Geez, the TSA is absolutely crazy. Getting to South Africa was no problem at all. They checked my passport and asked if I had any guns and that was it. Before we could board the plane bound for the U.S., our bags were thoroughly searched. We had to remove our shoes and were divided into male and female passengers before being patted down by a security officer of the corresponding gender. Then, when we stopped to refuel in Senegal, security officers from the U.S. came onto the plane to search it. Everyone had to put their blanket and pillow in the overhead containers and hold all of their luggage on their lap. I had just managed to fall asleep about an hour beforehand, so I was extremely grumpy and almost yelled at the security guy when he threw the blanket and pillow back at me when I tried to put it in the overhead bin.
I think that South Africans are more friendly than Americans. Ok, that’s not entirely true. I think South Africans are more friendly than the rich, snooty Americans who can afford to travel internationally three times every year. I can’t tell you how many dirty looks I’ve gotten carrying around my plastic bag full of curios. Haha. Or the lady in the bathroom who gave me a super nasty look when she saw me brushing my teeth but then proceeded to do exactly the same thing! *Sigh.

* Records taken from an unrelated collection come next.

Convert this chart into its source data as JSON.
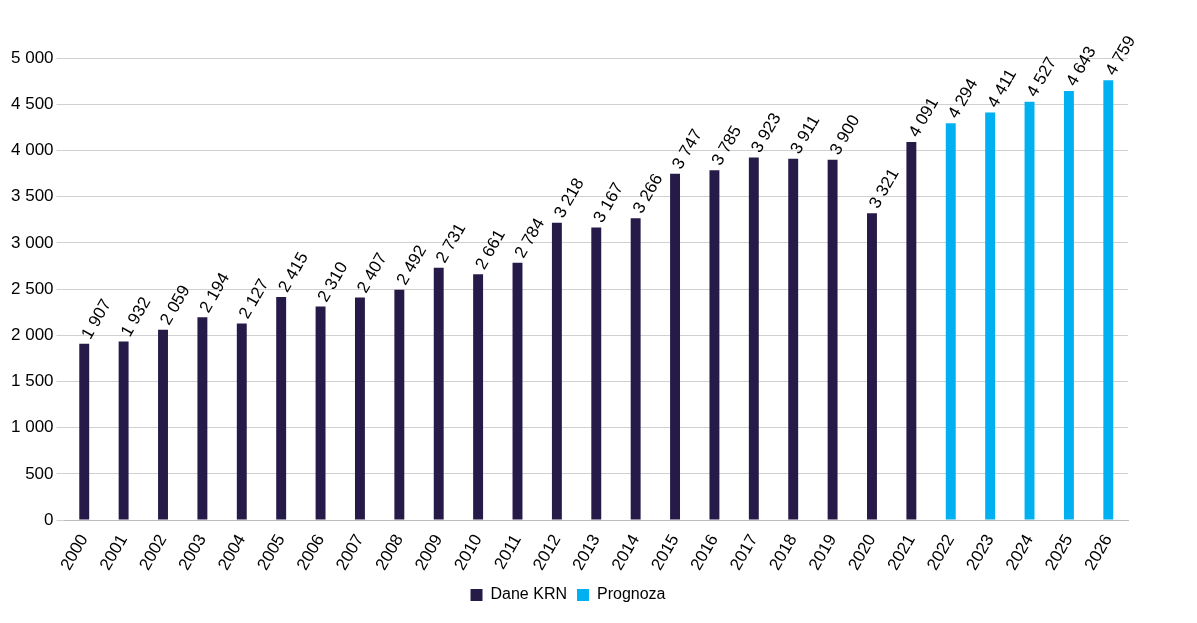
{
  "chart_data": {
    "type": "bar",
    "categories": [
      "2000",
      "2001",
      "2002",
      "2003",
      "2004",
      "2005",
      "2006",
      "2007",
      "2008",
      "2009",
      "2010",
      "2011",
      "2012",
      "2013",
      "2014",
      "2015",
      "2016",
      "2017",
      "2018",
      "2019",
      "2020",
      "2021",
      "2022",
      "2023",
      "2024",
      "2025",
      "2026"
    ],
    "series": [
      {
        "name": "Dane KRN",
        "color": "#261a48",
        "values": [
          1907,
          1932,
          2059,
          2194,
          2127,
          2415,
          2310,
          2407,
          2492,
          2731,
          2661,
          2784,
          3218,
          3167,
          3266,
          3747,
          3785,
          3923,
          3911,
          3900,
          3321,
          4091,
          null,
          null,
          null,
          null,
          null
        ],
        "value_labels": [
          "1 907",
          "1 932",
          "2 059",
          "2 194",
          "2 127",
          "2 415",
          "2 310",
          "2 407",
          "2 492",
          "2 731",
          "2 661",
          "2 784",
          "3 218",
          "3 167",
          "3 266",
          "3 747",
          "3 785",
          "3 923",
          "3 911",
          "3 900",
          "3 321",
          "4 091",
          null,
          null,
          null,
          null,
          null
        ]
      },
      {
        "name": "Prognoza",
        "color": "#00b0f0",
        "values": [
          null,
          null,
          null,
          null,
          null,
          null,
          null,
          null,
          null,
          null,
          null,
          null,
          null,
          null,
          null,
          null,
          null,
          null,
          null,
          null,
          null,
          null,
          4294,
          4411,
          4527,
          4643,
          4759
        ],
        "value_labels": [
          null,
          null,
          null,
          null,
          null,
          null,
          null,
          null,
          null,
          null,
          null,
          null,
          null,
          null,
          null,
          null,
          null,
          null,
          null,
          null,
          null,
          null,
          "4 294",
          "4 411",
          "4 527",
          "4 643",
          "4 759"
        ]
      }
    ],
    "ylim": [
      0,
      5000
    ],
    "yticks": [
      {
        "value": 0,
        "label": "0"
      },
      {
        "value": 500,
        "label": "500"
      },
      {
        "value": 1000,
        "label": "1 000"
      },
      {
        "value": 1500,
        "label": "1 500"
      },
      {
        "value": 2000,
        "label": "2 000"
      },
      {
        "value": 2500,
        "label": "2 500"
      },
      {
        "value": 3000,
        "label": "3 000"
      },
      {
        "value": 3500,
        "label": "3 500"
      },
      {
        "value": 4000,
        "label": "4 000"
      },
      {
        "value": 4500,
        "label": "4 500"
      },
      {
        "value": 5000,
        "label": "5 000"
      }
    ],
    "grid": "y",
    "legend": "bottom"
  }
}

I’m so glad to be dealing in U.S. currency again. It’s so much easier to know the relative cost of things and to not have to think, “Ok, that costs 50 rand. So that’s about $7. And that costs 15 rand. So that’s about $2. Is that expensive? Am I being ripped off? Would the store down the street have a cheaper xyz? Should I really buy this? Do I need it? Can I wait and buy it in the U.S.? How hungry am I? Is it worth spending 30 rand on a bowl of soup?” Etc., etc.

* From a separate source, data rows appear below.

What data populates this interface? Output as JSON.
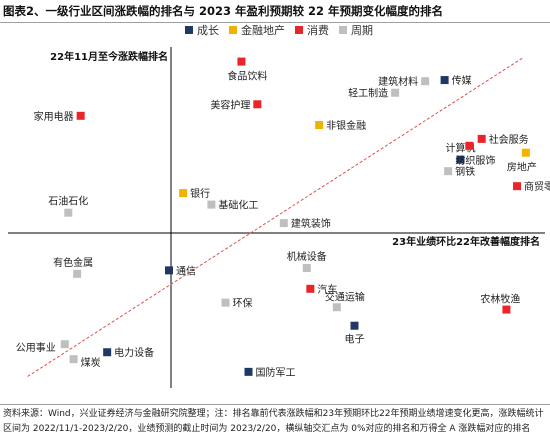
{
  "figure": {
    "title": "图表2、一级行业区间涨跌幅的排名与 2023 年盈利预期较 22 年预期变化幅度的排名",
    "source": "资料来源：Wind，兴业证券经济与金融研究院整理；注：排名靠前代表涨跌幅和23年预期环比22年预期业绩增速变化更高，涨跌幅统计区间为 2022/11/1-2023/2/20，业绩预测的截止时间为 2023/2/20，横纵轴交汇点为 0%对应的排名和万得全 A 涨跌幅对应的排名"
  },
  "chart_data": {
    "type": "scatter",
    "title": "图表2、一级行业区间涨跌幅的排名与 2023 年盈利预期较 22 年预期变化幅度的排名",
    "xlabel": "23年业绩环比22年改善幅度排名",
    "ylabel": "22年11月至今涨跌幅排名",
    "xlim": [
      0,
      30
    ],
    "ylim": [
      0,
      30
    ],
    "origin": [
      7.5,
      11.5
    ],
    "trendline": {
      "style": "dashed",
      "color": "#e05050",
      "from": [
        1,
        1
      ],
      "to": [
        29,
        28.6
      ]
    },
    "grid": false,
    "legend_position": "top",
    "series": [
      {
        "name": "成长",
        "color": "#1f3864",
        "points": [
          {
            "label": "传媒",
            "x": 24.6,
            "y": 26.7
          },
          {
            "label": "计算机",
            "x": 25.5,
            "y": 19.8
          },
          {
            "label": "通信",
            "x": 9.0,
            "y": 10.2
          },
          {
            "label": "电子",
            "x": 19.5,
            "y": 5.4
          },
          {
            "label": "电力设备",
            "x": 5.5,
            "y": 3.1
          },
          {
            "label": "国防军工",
            "x": 13.5,
            "y": 1.4
          }
        ]
      },
      {
        "name": "金融地产",
        "color": "#f0b400",
        "points": [
          {
            "label": "非银金融",
            "x": 17.5,
            "y": 22.8
          },
          {
            "label": "房地产",
            "x": 29.2,
            "y": 20.4
          },
          {
            "label": "银行",
            "x": 9.8,
            "y": 16.9
          }
        ]
      },
      {
        "name": "消费",
        "color": "#e8262a",
        "points": [
          {
            "label": "食品饮料",
            "x": 13.1,
            "y": 28.3
          },
          {
            "label": "美容护理",
            "x": 14.0,
            "y": 24.6
          },
          {
            "label": "家用电器",
            "x": 4.0,
            "y": 23.6
          },
          {
            "label": "社会服务",
            "x": 26.7,
            "y": 21.6
          },
          {
            "label": "纺织服饰",
            "x": 26.0,
            "y": 21.0
          },
          {
            "label": "商贸零售",
            "x": 28.7,
            "y": 17.5
          },
          {
            "label": "汽车",
            "x": 17.0,
            "y": 8.6
          },
          {
            "label": "农林牧渔",
            "x": 28.1,
            "y": 6.8
          }
        ]
      },
      {
        "name": "周期",
        "color": "#bfbfbf",
        "points": [
          {
            "label": "建筑材料",
            "x": 23.5,
            "y": 26.6
          },
          {
            "label": "轻工制造",
            "x": 21.8,
            "y": 25.6
          },
          {
            "label": "钢铁",
            "x": 24.8,
            "y": 18.8
          },
          {
            "label": "基础化工",
            "x": 11.4,
            "y": 15.9
          },
          {
            "label": "建筑装饰",
            "x": 15.5,
            "y": 14.3
          },
          {
            "label": "石油石化",
            "x": 3.3,
            "y": 15.2
          },
          {
            "label": "机械设备",
            "x": 16.8,
            "y": 10.4
          },
          {
            "label": "有色金属",
            "x": 3.8,
            "y": 9.9
          },
          {
            "label": "环保",
            "x": 12.2,
            "y": 7.4
          },
          {
            "label": "交通运输",
            "x": 18.5,
            "y": 7.0
          },
          {
            "label": "公用事业",
            "x": 3.1,
            "y": 3.8
          },
          {
            "label": "煤炭",
            "x": 3.6,
            "y": 2.5
          }
        ]
      }
    ]
  }
}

It was really funny to enter the airport and see all of the “America!” shops full of red, white, and blue t-shirts and flags and mugs and keychains. A perfect counterpart to the “Out of Africa” shops that littered the Jo’burg airport and were filled with drums and masks and “tribal jewelry.” It seems that any country can be reduced to a stereotypical gift shop.
I’m also incredibly glad to be in a country that’s full of people who sound like me. Sometimes I’d get so annoyed in South Africa—as soon as I opened my mouth they could tell instantly that I was foreign. And there was nothing I could do about it! Honestly, I tried as best I could to learn the South African accent, but it’s just too difficult a thing to do in just 2 months. I’m so happy that nobody’s going to look at me like I’m an alien or a freak or a strange sculpture in a modern art museum just because I sound American.